You will never know who is going to be next to you on the starting line. If the world's best tripped while getting out of the bathtub and died before the meet, you will still have what he accomplished to race against. Not against the world's second best next to you. Not against the unknown several spots down the line. The advent of time keeping elevated international sports to entirely new levels in that such knowledge compelled new training techniques, products, and even humans, across the world.
Again, and this shows your level of comprehension. What you're trying to proof the whole time is how much those swimmers deserve the medals, which is what I've never denied in the first place.
It's not a matter of how they race, but who they knew they're racing "again", when they know how the other performs after numerous of racing against them. The faster swimmers knew as long as they push themselves to the limit, the outcome won't be too much different, which is winning. And this has nothing to do with how much contestants they're racing against each time.
My argument is based on how poor the medal distribution that killed the meaning of the medals. It doesn't take 30 rounds to show how fast the same swimmers are, against the slow ones, and award the same ones 30 times.
Your silly "if"s, doesn't change the fact that the medals goes to the ones who win the race,
NOT breaking the record. As well as over half of US's medals/golds, as of now, came from the pool, where China has gotten theirs from more different sports, including table tennis, which the number of medals are shredded.

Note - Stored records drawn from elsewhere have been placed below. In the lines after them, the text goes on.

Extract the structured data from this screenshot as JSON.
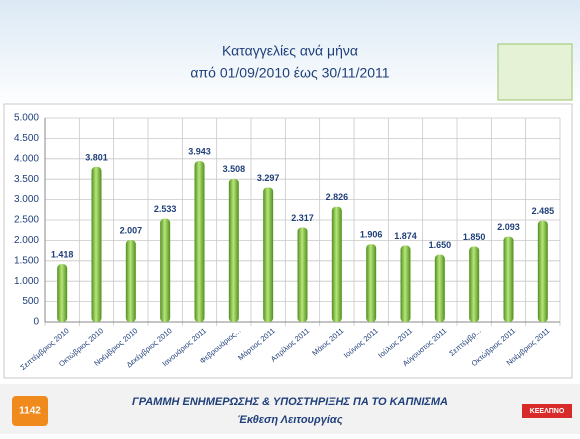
{
  "chart_data": {
    "type": "bar",
    "title": "Καταγγελίες ανά μήνα",
    "subtitle": "από 01/09/2010 έως 30/11/2011",
    "categories": [
      "Σεπτέμβριος 2010",
      "Οκτώβριος 2010",
      "Νοέμβριος 2010",
      "Δεκέμβριος 2010",
      "Ιανουάριος 2011",
      "Φεβρουάριος...",
      "Μάρτιος 2011",
      "Απρίλιος 2011",
      "Μάιος 2011",
      "Ιούνιος 2011",
      "Ιούλιος 2011",
      "Αύγουστος 2011",
      "Σεπτέμβρ...",
      "Οκτώβριος 2011",
      "Νοέμβριος 2011"
    ],
    "values": [
      1418,
      3801,
      2007,
      2533,
      3943,
      3508,
      3297,
      2317,
      2826,
      1906,
      1874,
      1650,
      1850,
      2093,
      2485
    ],
    "value_labels": [
      "1.418",
      "3.801",
      "2.007",
      "2.533",
      "3.943",
      "3.508",
      "3.297",
      "2.317",
      "2.826",
      "1.906",
      "1.874",
      "1.650",
      "1.850",
      "2.093",
      "2.485"
    ],
    "color": "#7cc242",
    "ylim": [
      0,
      5000
    ],
    "yticks": [
      0,
      500,
      {
        "value": 1000,
        "label": "1.000"
      },
      {
        "value": 1500,
        "label": "1.500"
      },
      {
        "value": 2000,
        "label": "2.000"
      },
      {
        "value": 2500,
        "label": "2.500"
      },
      {
        "value": 3000,
        "label": "3.000"
      },
      {
        "value": 3500,
        "label": "3.500"
      },
      {
        "value": 4000,
        "label": "4.000"
      },
      {
        "value": 4500,
        "label": "4.500"
      },
      {
        "value": 5000,
        "label": "5.000"
      }
    ],
    "grid": true
  },
  "footer": {
    "title": "ΓΡΑΜΜΗ ΕΝΗΜΕΡΩΣΗΣ & ΥΠΟΣΤΗΡΙΞΗΣ ΠΑ ΤΟ ΚΑΠΝΙΣΜΑ",
    "subtitle": "Έκθεση Λειτουργίας",
    "left_logo": "1142",
    "right_logo": "ΚΕΕΛΠΝΟ"
  }
}
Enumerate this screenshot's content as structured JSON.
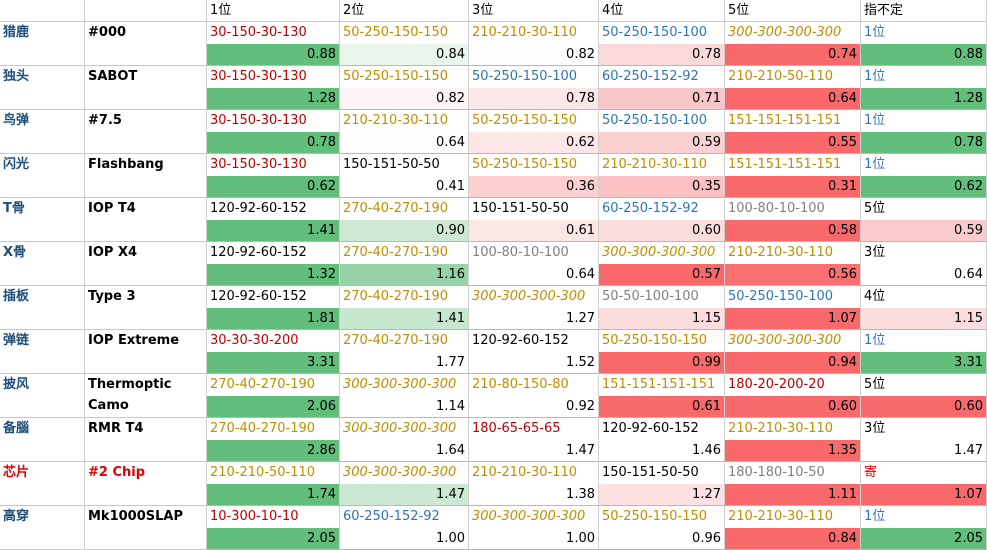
{
  "header": [
    "1位",
    "2位",
    "3位",
    "4位",
    "5位",
    "指不定"
  ],
  "rows": [
    {
      "name": "猎鹿",
      "item": "#000",
      "color": "#1f4e79",
      "cells": [
        {
          "text": "30-150-30-130",
          "color": "#c00000",
          "value": "0.88",
          "fill": "#63be7b"
        },
        {
          "text": "50-250-150-150",
          "color": "#bf8f00",
          "value": "0.84",
          "fill": "#eaf6ec"
        },
        {
          "text": "210-210-30-110",
          "color": "#bf8f00",
          "value": "0.82",
          "fill": "#fdfdfd"
        },
        {
          "text": "50-250-150-100",
          "color": "#2f75b5",
          "value": "0.78",
          "fill": "#fbd8d9"
        },
        {
          "text": "300-300-300-300",
          "color": "#bf8f00",
          "italic": true,
          "value": "0.74",
          "fill": "#f8696b"
        },
        {
          "text": "1位",
          "color": "#2f75b5",
          "value": "0.88",
          "fill": "#63be7b"
        }
      ]
    },
    {
      "name": "独头",
      "item": "SABOT",
      "color": "#1f4e79",
      "cells": [
        {
          "text": "30-150-30-130",
          "color": "#c00000",
          "value": "1.28",
          "fill": "#63be7b"
        },
        {
          "text": "50-250-150-150",
          "color": "#bf8f00",
          "value": "0.82",
          "fill": "#fdf5f5"
        },
        {
          "text": "50-250-150-100",
          "color": "#2f75b5",
          "value": "0.78",
          "fill": "#fce7e8"
        },
        {
          "text": "60-250-152-92",
          "color": "#2f75b5",
          "value": "0.71",
          "fill": "#fac7c8"
        },
        {
          "text": "210-210-50-110",
          "color": "#bf8f00",
          "value": "0.64",
          "fill": "#f8696b"
        },
        {
          "text": "1位",
          "color": "#2f75b5",
          "value": "1.28",
          "fill": "#63be7b"
        }
      ]
    },
    {
      "name": "鸟弹",
      "item": "#7.5",
      "color": "#1f4e79",
      "cells": [
        {
          "text": "30-150-30-130",
          "color": "#c00000",
          "value": "0.78",
          "fill": "#63be7b"
        },
        {
          "text": "210-210-30-110",
          "color": "#bf8f00",
          "value": "0.64",
          "fill": "#fefefe"
        },
        {
          "text": "50-250-150-150",
          "color": "#bf8f00",
          "value": "0.62",
          "fill": "#fde6e6"
        },
        {
          "text": "50-250-150-100",
          "color": "#2f75b5",
          "value": "0.59",
          "fill": "#fbd0d1"
        },
        {
          "text": "151-151-151-151",
          "color": "#bf8f00",
          "value": "0.55",
          "fill": "#f8696b"
        },
        {
          "text": "1位",
          "color": "#2f75b5",
          "value": "0.78",
          "fill": "#63be7b"
        }
      ]
    },
    {
      "name": "闪光",
      "item": "Flashbang",
      "color": "#1f4e79",
      "cells": [
        {
          "text": "30-150-30-130",
          "color": "#c00000",
          "value": "0.62",
          "fill": "#63be7b"
        },
        {
          "text": "150-151-50-50",
          "color": "#000000",
          "value": "0.41",
          "fill": "#ffffff"
        },
        {
          "text": "50-250-150-150",
          "color": "#bf8f00",
          "value": "0.36",
          "fill": "#fdd0d0"
        },
        {
          "text": "210-210-30-110",
          "color": "#bf8f00",
          "value": "0.35",
          "fill": "#fbc1c2"
        },
        {
          "text": "151-151-151-151",
          "color": "#bf8f00",
          "value": "0.31",
          "fill": "#f8696b"
        },
        {
          "text": "1位",
          "color": "#2f75b5",
          "value": "0.62",
          "fill": "#63be7b"
        }
      ]
    },
    {
      "name": "T骨",
      "item": "IOP T4",
      "color": "#1f4e79",
      "cells": [
        {
          "text": "120-92-60-152",
          "color": "#000000",
          "value": "1.41",
          "fill": "#63be7b"
        },
        {
          "text": "270-40-270-190",
          "color": "#bf8f00",
          "value": "0.90",
          "fill": "#cde9d4"
        },
        {
          "text": "150-151-50-50",
          "color": "#000000",
          "value": "0.61",
          "fill": "#fde6e6"
        },
        {
          "text": "60-250-152-92",
          "color": "#2f75b5",
          "value": "0.60",
          "fill": "#fcdcdd"
        },
        {
          "text": "100-80-10-100",
          "color": "#808080",
          "value": "0.58",
          "fill": "#f8696b"
        },
        {
          "text": "5位",
          "color": "#000000",
          "value": "0.59",
          "fill": "#fbcbcc"
        }
      ]
    },
    {
      "name": "X骨",
      "item": "IOP X4",
      "color": "#1f4e79",
      "cells": [
        {
          "text": "120-92-60-152",
          "color": "#000000",
          "value": "1.32",
          "fill": "#63be7b"
        },
        {
          "text": "270-40-270-190",
          "color": "#bf8f00",
          "value": "1.16",
          "fill": "#98d3a7"
        },
        {
          "text": "100-80-10-100",
          "color": "#808080",
          "value": "0.64",
          "fill": "#ffffff"
        },
        {
          "text": "300-300-300-300",
          "color": "#bf8f00",
          "italic": true,
          "value": "0.57",
          "fill": "#f8696b"
        },
        {
          "text": "210-210-30-110",
          "color": "#bf8f00",
          "value": "0.56",
          "fill": "#f87072"
        },
        {
          "text": "3位",
          "color": "#000000",
          "value": "0.64",
          "fill": "#ffffff"
        }
      ]
    },
    {
      "name": "插板",
      "item": "Type 3",
      "color": "#1f4e79",
      "cells": [
        {
          "text": "120-92-60-152",
          "color": "#000000",
          "value": "1.81",
          "fill": "#63be7b"
        },
        {
          "text": "270-40-270-190",
          "color": "#bf8f00",
          "value": "1.41",
          "fill": "#c8e7cf"
        },
        {
          "text": "300-300-300-300",
          "color": "#bf8f00",
          "italic": true,
          "value": "1.27",
          "fill": "#ffffff"
        },
        {
          "text": "50-50-100-100",
          "color": "#808080",
          "value": "1.15",
          "fill": "#fcdcdd"
        },
        {
          "text": "50-250-150-100",
          "color": "#2f75b5",
          "value": "1.07",
          "fill": "#f8696b"
        },
        {
          "text": "4位",
          "color": "#000000",
          "value": "1.15",
          "fill": "#fcdcdd"
        }
      ]
    },
    {
      "name": "弹链",
      "item": "IOP Extreme",
      "color": "#1f4e79",
      "cells": [
        {
          "text": "30-30-30-200",
          "color": "#c00000",
          "value": "3.31",
          "fill": "#63be7b"
        },
        {
          "text": "270-40-270-190",
          "color": "#bf8f00",
          "value": "1.77",
          "fill": "#ffffff"
        },
        {
          "text": "120-92-60-152",
          "color": "#000000",
          "value": "1.52",
          "fill": "#ffffff"
        },
        {
          "text": "50-250-150-150",
          "color": "#bf8f00",
          "value": "0.99",
          "fill": "#f8696b"
        },
        {
          "text": "300-300-300-300",
          "color": "#bf8f00",
          "italic": true,
          "value": "0.94",
          "fill": "#f8696b"
        },
        {
          "text": "1位",
          "color": "#2f75b5",
          "value": "3.31",
          "fill": "#63be7b"
        }
      ]
    },
    {
      "name": "披风",
      "item": "Thermoptic Camo",
      "color": "#1f4e79",
      "cells": [
        {
          "text": "270-40-270-190",
          "color": "#bf8f00",
          "value": "2.06",
          "fill": "#63be7b"
        },
        {
          "text": "300-300-300-300",
          "color": "#bf8f00",
          "italic": true,
          "value": "1.14",
          "fill": "#ffffff"
        },
        {
          "text": "210-80-150-80",
          "color": "#bf8f00",
          "value": "0.92",
          "fill": "#ffffff"
        },
        {
          "text": "151-151-151-151",
          "color": "#bf8f00",
          "value": "0.61",
          "fill": "#f8696b"
        },
        {
          "text": "180-20-200-20",
          "color": "#c00000",
          "value": "0.60",
          "fill": "#f8696b"
        },
        {
          "text": "5位",
          "color": "#000000",
          "value": "0.60",
          "fill": "#f8696b"
        }
      ]
    },
    {
      "name": "备腦",
      "item": "RMR T4",
      "color": "#1f4e79",
      "cells": [
        {
          "text": "270-40-270-190",
          "color": "#bf8f00",
          "value": "2.86",
          "fill": "#63be7b"
        },
        {
          "text": "300-300-300-300",
          "color": "#bf8f00",
          "italic": true,
          "value": "1.64",
          "fill": "#ffffff"
        },
        {
          "text": "180-65-65-65",
          "color": "#c00000",
          "value": "1.47",
          "fill": "#ffffff"
        },
        {
          "text": "120-92-60-152",
          "color": "#000000",
          "value": "1.46",
          "fill": "#ffffff"
        },
        {
          "text": "210-210-30-110",
          "color": "#bf8f00",
          "value": "1.35",
          "fill": "#f8696b"
        },
        {
          "text": "3位",
          "color": "#000000",
          "value": "1.47",
          "fill": "#ffffff"
        }
      ]
    },
    {
      "name": "芯片",
      "item": "#2 Chip",
      "color": "#e00000",
      "cells": [
        {
          "text": "210-210-50-110",
          "color": "#bf8f00",
          "value": "1.74",
          "fill": "#63be7b"
        },
        {
          "text": "300-300-300-300",
          "color": "#bf8f00",
          "italic": true,
          "value": "1.47",
          "fill": "#cbe8d2"
        },
        {
          "text": "210-210-30-110",
          "color": "#bf8f00",
          "value": "1.38",
          "fill": "#ffffff"
        },
        {
          "text": "150-151-50-50",
          "color": "#000000",
          "value": "1.27",
          "fill": "#fde0e1"
        },
        {
          "text": "180-180-10-50",
          "color": "#808080",
          "value": "1.11",
          "fill": "#f8696b"
        },
        {
          "text": "寄",
          "color": "#e00000",
          "value": "1.07",
          "fill": "#f8696b"
        }
      ]
    },
    {
      "name": "高穿",
      "item": "Mk1000SLAP",
      "color": "#1f4e79",
      "cells": [
        {
          "text": "10-300-10-10",
          "color": "#c00000",
          "value": "2.05",
          "fill": "#63be7b"
        },
        {
          "text": "60-250-152-92",
          "color": "#2f75b5",
          "value": "1.00",
          "fill": "#ffffff"
        },
        {
          "text": "300-300-300-300",
          "color": "#bf8f00",
          "italic": true,
          "value": "1.00",
          "fill": "#ffffff"
        },
        {
          "text": "50-250-150-150",
          "color": "#bf8f00",
          "value": "0.96",
          "fill": "#ffffff"
        },
        {
          "text": "210-210-30-110",
          "color": "#bf8f00",
          "value": "0.84",
          "fill": "#f8696b"
        },
        {
          "text": "1位",
          "color": "#2f75b5",
          "value": "2.05",
          "fill": "#63be7b"
        }
      ]
    }
  ]
}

Not to mention the stuffs you've proved also applies to other type of races, but you would never see how those races offers as many medals.
I know you want to downplay the Americans' accomplishment out of nationalistic fervor for China, but yours is a feeble criticism and seemingly reflect no experience at formal competition in either combative sports or else. Try yours on the Chinese Olympians and see how much they will laugh at you.
And this is where your problem is, you're assuming me trying to downplay Americans' accomplishment the whole time. While me never blamed/questioned a thing about their accomplishments.
Meaning is subjective.
Humans aren't cars, and by comparing the two you are implying that American Swimmers have some sort of inherent natural advantage against other swimmers.
You got it wrong again.
It is the
proven faster swimmers kept racing against the
proven slower ones repeatedly, that killed the meaning of those medals after a certain amount of races.